Why is Large Rabbit Accommodation Important?
Your rabbit’s accommodation is its whole world. Your rabbit cannot hop on the bus to the gym for exercise, pop to the cinema when bored or visit the shops to pick out a new bed to sleep in. As a rabbit owner it is your responsibility to make sure that your rabbit’s accommodation meets all of its physical and mental needs.
Room to Move
Rabbit’s bodies are designed to spend the day hopping around a field grazing. When pet rabbits are not given adequate space and opportunity to move around, the resulting lack of exercise can have serious consequences for their health, including:
- Osteoporosis (weak bones) which increases the risk of breaks to the legs and spinal injuries.
- Obesity, which itself causes other secondary problems such as sore hocks, an inability to groom properly and increased risk of flystrike.
- Muscle wastage, particularly in the hindquarters, which can affect a rabbit’s ability to hop normally and move around. This leads to the same possible complications as obesity.
- Heart problems; a lack of physical activity increases the risk of heart attacks.
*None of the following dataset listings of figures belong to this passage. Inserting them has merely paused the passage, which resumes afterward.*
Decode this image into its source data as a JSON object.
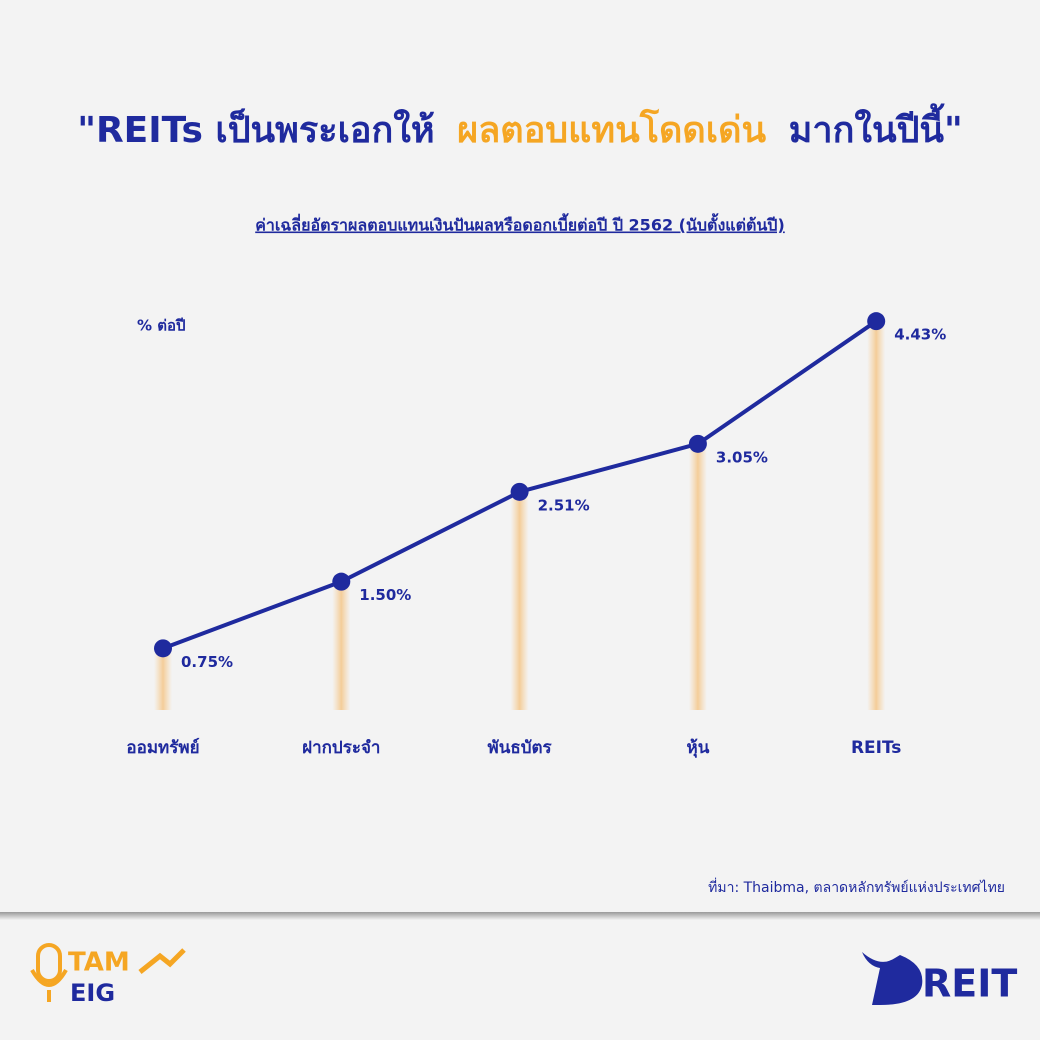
{
  "chart_data": {
    "type": "line",
    "title": [
      "\"REITs เป็นพระเอกให้",
      "ผลตอบแทนโดดเด่น",
      "มากในปีนี้\""
    ],
    "subtitle": "ค่าเฉลี่ยอัตราผลตอบแทนเงินปันผลหรือดอกเบี้ยต่อปี ปี 2562 (นับตั้งแต่ต้นปี)",
    "y_label": "% ต่อปี",
    "categories": [
      "ออมทรัพย์",
      "ฝากประจำ",
      "พันธบัตร",
      "หุ้น",
      "REITs"
    ],
    "values": [
      0.75,
      1.5,
      2.51,
      3.05,
      4.43
    ],
    "value_labels": [
      "0.75%",
      "1.50%",
      "2.51%",
      "3.05%",
      "4.43%"
    ],
    "color": "#1f2a9e",
    "source": "ที่มา: Thaibma, ตลาดหลักทรัพย์แห่งประเทศไทย",
    "logos": {
      "left": [
        "TAM",
        "EIG"
      ],
      "right": "REIT"
    }
  }
}
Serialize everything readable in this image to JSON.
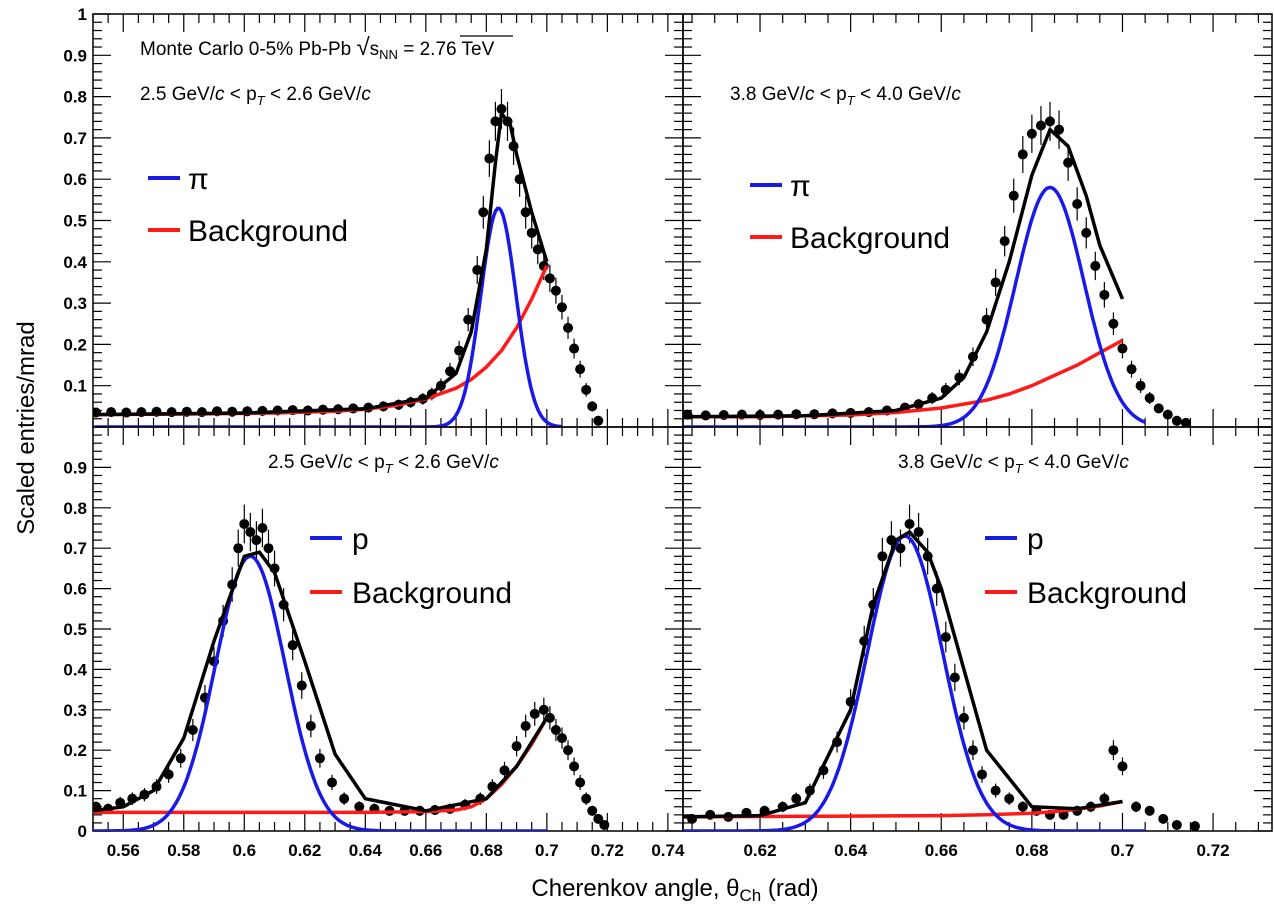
{
  "figure": {
    "ylabel": "Scaled entries/mrad",
    "xlabel_main": "Cherenkov angle, θ",
    "xlabel_sub": "Ch",
    "xlabel_unit": " (rad)",
    "ylim": [
      0,
      1.0
    ],
    "colors": {
      "data": "#000000",
      "signal": "#1a1ae6",
      "background": "#ff1a1a",
      "total": "#000000"
    }
  },
  "header": {
    "line1_prefix": "Monte Carlo 0-5% Pb-Pb ",
    "line1_sqrt": "√",
    "line1_s": "s",
    "line1_sub": "NN",
    "line1_suffix": " = 2.76 TeV"
  },
  "chart_data": [
    {
      "type": "scatter",
      "panel": "top-left",
      "annotation": {
        "prefix": "2.5 GeV/",
        "c1": "c",
        "mid": " < p",
        "sub": "T",
        "mid2": " < 2.6 GeV/",
        "c2": "c"
      },
      "legend": [
        {
          "label": "π",
          "color": "#1a1ae6"
        },
        {
          "label": "Background",
          "color": "#ff1a1a"
        }
      ],
      "xlim": [
        0.55,
        0.745
      ],
      "ylim": [
        0,
        1.0
      ],
      "xticks": [
        0.56,
        0.58,
        0.6,
        0.62,
        0.64,
        0.66,
        0.68,
        0.7,
        0.72,
        0.74
      ],
      "xticklabels": [
        "0.56",
        "0.58",
        "0.6",
        "0.62",
        "0.64",
        "0.66",
        "0.68",
        "0.7",
        "0.72",
        "0.74"
      ],
      "yticks": [
        0.1,
        0.2,
        0.3,
        0.4,
        0.5,
        0.6,
        0.7,
        0.8,
        0.9,
        1.0
      ],
      "yticklabels": [
        "0.1",
        "0.2",
        "0.3",
        "0.4",
        "0.5",
        "0.6",
        "0.7",
        "0.8",
        "0.9",
        "1"
      ],
      "series": [
        {
          "role": "data",
          "x": [
            0.551,
            0.556,
            0.561,
            0.566,
            0.571,
            0.576,
            0.581,
            0.586,
            0.591,
            0.596,
            0.601,
            0.606,
            0.611,
            0.616,
            0.621,
            0.626,
            0.631,
            0.636,
            0.641,
            0.646,
            0.651,
            0.655,
            0.659,
            0.662,
            0.665,
            0.668,
            0.671,
            0.674,
            0.677,
            0.679,
            0.681,
            0.683,
            0.685,
            0.687,
            0.689,
            0.691,
            0.693,
            0.695,
            0.697,
            0.699,
            0.701,
            0.703,
            0.705,
            0.707,
            0.709,
            0.711,
            0.713,
            0.715,
            0.717
          ],
          "y": [
            0.035,
            0.036,
            0.035,
            0.036,
            0.037,
            0.036,
            0.037,
            0.036,
            0.038,
            0.037,
            0.038,
            0.039,
            0.04,
            0.041,
            0.04,
            0.042,
            0.043,
            0.045,
            0.047,
            0.05,
            0.054,
            0.06,
            0.068,
            0.08,
            0.1,
            0.135,
            0.185,
            0.26,
            0.38,
            0.52,
            0.65,
            0.74,
            0.77,
            0.74,
            0.68,
            0.6,
            0.52,
            0.47,
            0.43,
            0.39,
            0.36,
            0.33,
            0.29,
            0.24,
            0.19,
            0.14,
            0.09,
            0.05,
            0.015
          ]
        },
        {
          "role": "background",
          "x": [
            0.55,
            0.57,
            0.59,
            0.61,
            0.63,
            0.64,
            0.65,
            0.66,
            0.67,
            0.675,
            0.68,
            0.685,
            0.69,
            0.695,
            0.7
          ],
          "y": [
            0.03,
            0.031,
            0.032,
            0.034,
            0.038,
            0.043,
            0.052,
            0.068,
            0.094,
            0.115,
            0.145,
            0.185,
            0.24,
            0.31,
            0.39
          ]
        },
        {
          "role": "signal",
          "name": "π",
          "mean": 0.684,
          "sigma": 0.0058,
          "amplitude": 0.53,
          "range": [
            0.55,
            0.705
          ]
        },
        {
          "role": "total",
          "x": [
            0.55,
            0.6,
            0.64,
            0.66,
            0.67,
            0.675,
            0.68,
            0.683,
            0.685,
            0.688,
            0.69,
            0.695,
            0.7
          ],
          "y": [
            0.03,
            0.034,
            0.044,
            0.07,
            0.13,
            0.23,
            0.43,
            0.64,
            0.76,
            0.73,
            0.66,
            0.52,
            0.4
          ]
        }
      ]
    },
    {
      "type": "scatter",
      "panel": "top-right",
      "annotation": {
        "prefix": "3.8 GeV/",
        "c1": "c",
        "mid": " < p",
        "sub": "T",
        "mid2": " < 4.0 GeV/",
        "c2": "c"
      },
      "legend": [
        {
          "label": "π",
          "color": "#1a1ae6"
        },
        {
          "label": "Background",
          "color": "#ff1a1a"
        }
      ],
      "xlim": [
        0.603,
        0.733
      ],
      "ylim": [
        0,
        1.0
      ],
      "xticks": [
        0.62,
        0.64,
        0.66,
        0.68,
        0.7,
        0.72
      ],
      "xticklabels": [
        "0.62",
        "0.64",
        "0.66",
        "0.68",
        "0.7",
        "0.72"
      ],
      "yticks": [
        0.1,
        0.2,
        0.3,
        0.4,
        0.5,
        0.6,
        0.7,
        0.8,
        0.9,
        1.0
      ],
      "yticklabels": [],
      "series": [
        {
          "role": "data",
          "x": [
            0.604,
            0.608,
            0.612,
            0.616,
            0.62,
            0.624,
            0.628,
            0.632,
            0.636,
            0.64,
            0.644,
            0.648,
            0.652,
            0.655,
            0.658,
            0.661,
            0.664,
            0.667,
            0.67,
            0.672,
            0.674,
            0.676,
            0.678,
            0.68,
            0.682,
            0.684,
            0.686,
            0.688,
            0.69,
            0.692,
            0.694,
            0.696,
            0.698,
            0.7,
            0.702,
            0.704,
            0.706,
            0.708,
            0.71,
            0.712,
            0.714
          ],
          "y": [
            0.03,
            0.028,
            0.029,
            0.03,
            0.029,
            0.03,
            0.031,
            0.031,
            0.033,
            0.034,
            0.036,
            0.04,
            0.047,
            0.055,
            0.07,
            0.09,
            0.12,
            0.17,
            0.26,
            0.35,
            0.45,
            0.56,
            0.66,
            0.71,
            0.73,
            0.74,
            0.72,
            0.64,
            0.54,
            0.47,
            0.39,
            0.32,
            0.25,
            0.19,
            0.14,
            0.1,
            0.07,
            0.045,
            0.03,
            0.015,
            0.01
          ]
        },
        {
          "role": "background",
          "x": [
            0.603,
            0.62,
            0.64,
            0.65,
            0.66,
            0.67,
            0.675,
            0.68,
            0.685,
            0.69,
            0.695,
            0.7
          ],
          "y": [
            0.025,
            0.025,
            0.029,
            0.035,
            0.046,
            0.065,
            0.08,
            0.1,
            0.125,
            0.15,
            0.18,
            0.21
          ]
        },
        {
          "role": "signal",
          "name": "π",
          "mean": 0.684,
          "sigma": 0.0075,
          "amplitude": 0.58,
          "range": [
            0.603,
            0.705
          ]
        },
        {
          "role": "total",
          "x": [
            0.603,
            0.63,
            0.65,
            0.66,
            0.665,
            0.67,
            0.675,
            0.68,
            0.684,
            0.688,
            0.692,
            0.695,
            0.7
          ],
          "y": [
            0.025,
            0.027,
            0.04,
            0.07,
            0.12,
            0.23,
            0.4,
            0.61,
            0.72,
            0.68,
            0.56,
            0.44,
            0.31
          ]
        }
      ]
    },
    {
      "type": "scatter",
      "panel": "bottom-left",
      "annotation": {
        "prefix": "2.5 GeV/",
        "c1": "c",
        "mid": " < p",
        "sub": "T",
        "mid2": " < 2.6 GeV/",
        "c2": "c"
      },
      "legend": [
        {
          "label": "p",
          "color": "#1a1ae6"
        },
        {
          "label": "Background",
          "color": "#ff1a1a"
        }
      ],
      "xlim": [
        0.55,
        0.745
      ],
      "ylim": [
        0,
        1.0
      ],
      "xticks": [
        0.56,
        0.58,
        0.6,
        0.62,
        0.64,
        0.66,
        0.68,
        0.7,
        0.72,
        0.74
      ],
      "xticklabels": [
        "0.56",
        "0.58",
        "0.6",
        "0.62",
        "0.64",
        "0.66",
        "0.68",
        "0.7",
        "0.72",
        "0.74"
      ],
      "yticks": [
        0,
        0.1,
        0.2,
        0.3,
        0.4,
        0.5,
        0.6,
        0.7,
        0.8,
        0.9
      ],
      "yticklabels": [
        "0",
        "0.1",
        "0.2",
        "0.3",
        "0.4",
        "0.5",
        "0.6",
        "0.7",
        "0.8",
        "0.9"
      ],
      "series": [
        {
          "role": "data",
          "x": [
            0.551,
            0.555,
            0.559,
            0.563,
            0.567,
            0.571,
            0.575,
            0.579,
            0.583,
            0.587,
            0.59,
            0.593,
            0.596,
            0.598,
            0.6,
            0.602,
            0.604,
            0.606,
            0.608,
            0.61,
            0.613,
            0.616,
            0.619,
            0.622,
            0.625,
            0.629,
            0.633,
            0.638,
            0.643,
            0.648,
            0.653,
            0.658,
            0.663,
            0.668,
            0.673,
            0.678,
            0.682,
            0.686,
            0.69,
            0.693,
            0.696,
            0.699,
            0.701,
            0.703,
            0.705,
            0.707,
            0.709,
            0.711,
            0.713,
            0.715,
            0.717,
            0.719
          ],
          "y": [
            0.06,
            0.055,
            0.07,
            0.08,
            0.09,
            0.11,
            0.14,
            0.18,
            0.25,
            0.33,
            0.42,
            0.52,
            0.61,
            0.7,
            0.76,
            0.74,
            0.72,
            0.75,
            0.7,
            0.65,
            0.56,
            0.46,
            0.36,
            0.26,
            0.18,
            0.12,
            0.08,
            0.06,
            0.055,
            0.05,
            0.05,
            0.05,
            0.052,
            0.055,
            0.065,
            0.08,
            0.11,
            0.15,
            0.21,
            0.26,
            0.29,
            0.3,
            0.28,
            0.25,
            0.23,
            0.2,
            0.16,
            0.12,
            0.08,
            0.05,
            0.03,
            0.015
          ]
        },
        {
          "role": "background",
          "x": [
            0.55,
            0.6,
            0.64,
            0.66,
            0.67,
            0.675,
            0.68,
            0.685,
            0.69,
            0.695,
            0.7
          ],
          "y": [
            0.046,
            0.046,
            0.046,
            0.048,
            0.052,
            0.06,
            0.08,
            0.115,
            0.16,
            0.215,
            0.28
          ]
        },
        {
          "role": "signal",
          "name": "p",
          "mean": 0.602,
          "sigma": 0.0115,
          "amplitude": 0.68,
          "range": [
            0.55,
            0.7
          ]
        },
        {
          "role": "total",
          "x": [
            0.55,
            0.56,
            0.57,
            0.58,
            0.59,
            0.6,
            0.605,
            0.61,
            0.62,
            0.63,
            0.64,
            0.66,
            0.68,
            0.69,
            0.7
          ],
          "y": [
            0.05,
            0.06,
            0.1,
            0.23,
            0.47,
            0.68,
            0.69,
            0.64,
            0.42,
            0.19,
            0.08,
            0.05,
            0.08,
            0.16,
            0.28
          ]
        }
      ]
    },
    {
      "type": "scatter",
      "panel": "bottom-right",
      "annotation": {
        "prefix": "3.8 GeV/",
        "c1": "c",
        "mid": " < p",
        "sub": "T",
        "mid2": " < 4.0 GeV/",
        "c2": "c"
      },
      "legend": [
        {
          "label": "p",
          "color": "#1a1ae6"
        },
        {
          "label": "Background",
          "color": "#ff1a1a"
        }
      ],
      "xlim": [
        0.603,
        0.733
      ],
      "ylim": [
        0,
        1.0
      ],
      "xticks": [
        0.62,
        0.64,
        0.66,
        0.68,
        0.7,
        0.72
      ],
      "xticklabels": [
        "0.62",
        "0.64",
        "0.66",
        "0.68",
        "0.7",
        "0.72"
      ],
      "yticks": [
        0,
        0.1,
        0.2,
        0.3,
        0.4,
        0.5,
        0.6,
        0.7,
        0.8,
        0.9
      ],
      "yticklabels": [],
      "series": [
        {
          "role": "data",
          "x": [
            0.605,
            0.609,
            0.613,
            0.617,
            0.621,
            0.625,
            0.628,
            0.631,
            0.634,
            0.637,
            0.64,
            0.643,
            0.645,
            0.647,
            0.649,
            0.651,
            0.653,
            0.655,
            0.657,
            0.659,
            0.661,
            0.663,
            0.665,
            0.667,
            0.669,
            0.672,
            0.675,
            0.678,
            0.681,
            0.684,
            0.687,
            0.69,
            0.693,
            0.696,
            0.698,
            0.7,
            0.703,
            0.706,
            0.709,
            0.712,
            0.716
          ],
          "y": [
            0.03,
            0.04,
            0.035,
            0.045,
            0.05,
            0.06,
            0.08,
            0.1,
            0.15,
            0.22,
            0.32,
            0.47,
            0.56,
            0.68,
            0.72,
            0.7,
            0.76,
            0.74,
            0.68,
            0.6,
            0.48,
            0.38,
            0.28,
            0.2,
            0.14,
            0.1,
            0.08,
            0.06,
            0.05,
            0.04,
            0.04,
            0.05,
            0.06,
            0.08,
            0.2,
            0.16,
            0.06,
            0.05,
            0.03,
            0.015,
            0.012
          ]
        },
        {
          "role": "background",
          "x": [
            0.603,
            0.62,
            0.64,
            0.66,
            0.67,
            0.68,
            0.685,
            0.69,
            0.695,
            0.7
          ],
          "y": [
            0.035,
            0.036,
            0.037,
            0.038,
            0.04,
            0.044,
            0.048,
            0.054,
            0.062,
            0.073
          ]
        },
        {
          "role": "signal",
          "name": "p",
          "mean": 0.652,
          "sigma": 0.0083,
          "amplitude": 0.73,
          "range": [
            0.603,
            0.705
          ]
        },
        {
          "role": "total",
          "x": [
            0.603,
            0.62,
            0.63,
            0.64,
            0.645,
            0.65,
            0.653,
            0.657,
            0.66,
            0.665,
            0.67,
            0.68,
            0.69,
            0.7
          ],
          "y": [
            0.035,
            0.038,
            0.07,
            0.3,
            0.56,
            0.72,
            0.74,
            0.69,
            0.6,
            0.4,
            0.2,
            0.06,
            0.055,
            0.073
          ]
        }
      ]
    }
  ]
}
Room to Behave Like a Rabbit
If a rabbit does not have the space to exercise then it does not have the space to exhibit normal rabbit behaviour. This can lead to behaviour problems including:
- Abnormal, often repetitive, behaviour such as over grooming or chewing the cage bars.
- Destructive behaviour such as eating their enclosure, chewing wallpaper, or destroying their owner’s belongings.
- Apathy, spending all their time resting in one position and not interacting with their environment.
These are signs your rabbit is slowly going crazy from being locked in a box with no mental stimulation.
Good housing isn’t just about space to run around, it also gives you the space to add toys and activities to provide your rabbit with mental stimulation.